Les symptômes les plus graves du COVID long comprennent le brouillard cérébral et les complications cardiaques, dont on sait qu'ils persistent pendant des semaines, voire des mois, après une infection au COVID-19.
Une étude de l'Université de Norvège publiée dans l'édition de juillet 2022 deOpen Forum Infectious Diseases a révélé que 53 % des personnes testées présentaient au moins un symptôme de troubles de la pensée 13 mois après l'infection par le COVID-19. Selon le dernier rapport du Department of Health and Human Service sur le long COVID, les personnes souffrant de troubles de la pensée, de problèmes cardiaques, de problèmes de mobilité et d'autres symptômes vont avoir besoin d'une quantité considérable de soins. Beaucoup auront besoin de longues périodes de réadaptation.
Al-Aly s'inquiète du fait que le COVID long a déjà gravement affecté la population active et le marché du travail, tout en pesant sur le système de santé du pays.
"Bien qu'il y ait des variations dans la façon dont les individus réagissent et font face à un long COVID, le fil conducteur est qu'avec le niveau d'invalidité qu'il entraîne, plus de personnes auront du mal à répondre aux exigences de la main-d'œuvre et plus de personnes seront en invalidité que jamais auparavant", dit-il.
Des études menées par Johns Hopkins et l'Université de Washington estiment que 5 à 30 % des personnes pourraient être atteintes du COVID à l'avenir. Les projections au-delà de ce chiffre sont floues.
"Jusqu'à présent, toutes les études que nous avons réalisées sur le COVID long ont été réactionnelles. Une grande partie de l'activisme autour du COVID long a été menée par les patients. Nous voyons de plus en plus de personnes présentant des symptômes durables. Il faut que notre recherche rattrape son retard", déclare Lau.

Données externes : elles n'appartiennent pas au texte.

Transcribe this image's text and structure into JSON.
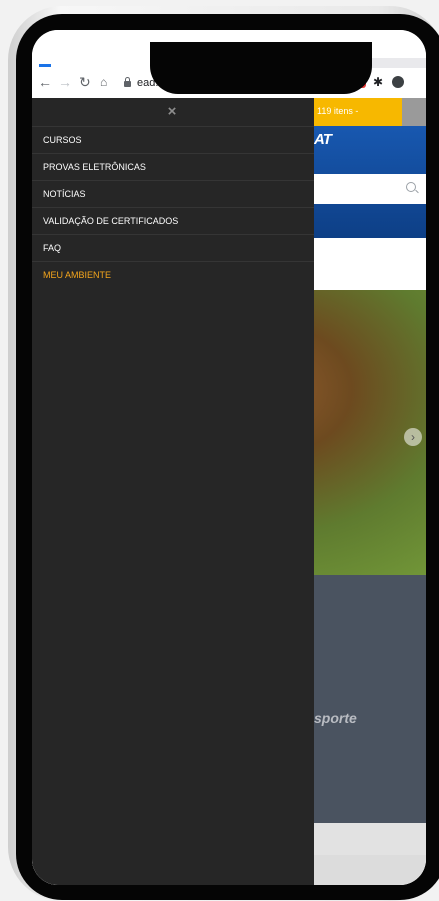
{
  "browser": {
    "url": "ead.sestsenat.org.br",
    "icons": [
      "back-arrow-icon",
      "forward-arrow-icon",
      "reload-icon",
      "home-icon",
      "lock-icon",
      "star-icon",
      "extension-icons"
    ]
  },
  "page": {
    "cart_text": "119 itens -",
    "logo_fragment": "AT",
    "hero_caption_fragment": "sporte"
  },
  "drawer": {
    "close_icon": "×",
    "items": [
      {
        "label": "CURSOS"
      },
      {
        "label": "PROVAS ELETRÔNICAS"
      },
      {
        "label": "NOTÍCIAS"
      },
      {
        "label": "VALIDAÇÃO DE CERTIFICADOS"
      },
      {
        "label": "FAQ"
      },
      {
        "label": "MEU AMBIENTE",
        "active": true
      }
    ]
  },
  "colors": {
    "drawer_bg": "#262626",
    "accent": "#f4a51c",
    "brand_blue": "#1858b0",
    "cart_yellow": "#f7b800"
  }
}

Theo Vos, MD, PhD, professeur de sciences de la santé à l'Université de Washington, estime que les principales raisons de l'énorme éventail de prédictions sont la variété des méthodes utilisées, ainsi que les différences dans la taille des échantillons. En outre, une grande partie des données COVID sont auto-déclarées, ce qui rend leur suivi difficile pour les épidémiologistes.
"Avec les données autodéclarées, vous ne pouvez pas brancher les gens dans une machine et dire voici ce qu'ils ont ou voici ce qu'ils n'ont pas. Au niveau de la population, la seule chose que vous pouvez faire est de poser des questions. Il n'y a pas de moyen systématique de définir un COVID long", dit-il.
L'étude la plus récente de Vos, qui fait l'objet d'un examen par les pairs et d'une révision, a révélé que la plupart des personnes atteintes d'une COVID longue présentent des symptômes similaires à ceux observés dans d'autres maladies auto-immunes. Mais parfois, le système immunitaire peut réagir de manière excessive, provoquant des symptômes plus graves, comme le brouillard cérébral et les problèmes cardiaques, associés au COVID long.
Selon M. Al-Aly, l'une des raisons pour lesquelles les chercheurs ont du mal à établir des chiffres est l'apparition rapide de nouvelles variantes. Ces variantes semblent parfois causer une maladie moins grave que les précédentes, mais il n'est pas clair si cela signifie des risques différents pour un long COVID.
"Il y a une grande diversité dans la sévérité. Une personne peut avoir une COVID longue et être totalement fonctionnelle, alors que d'autres ne le sont pas du tout. Nous avons encore beaucoup de chemin à parcourir avant de comprendre pourquoi", dit Lau.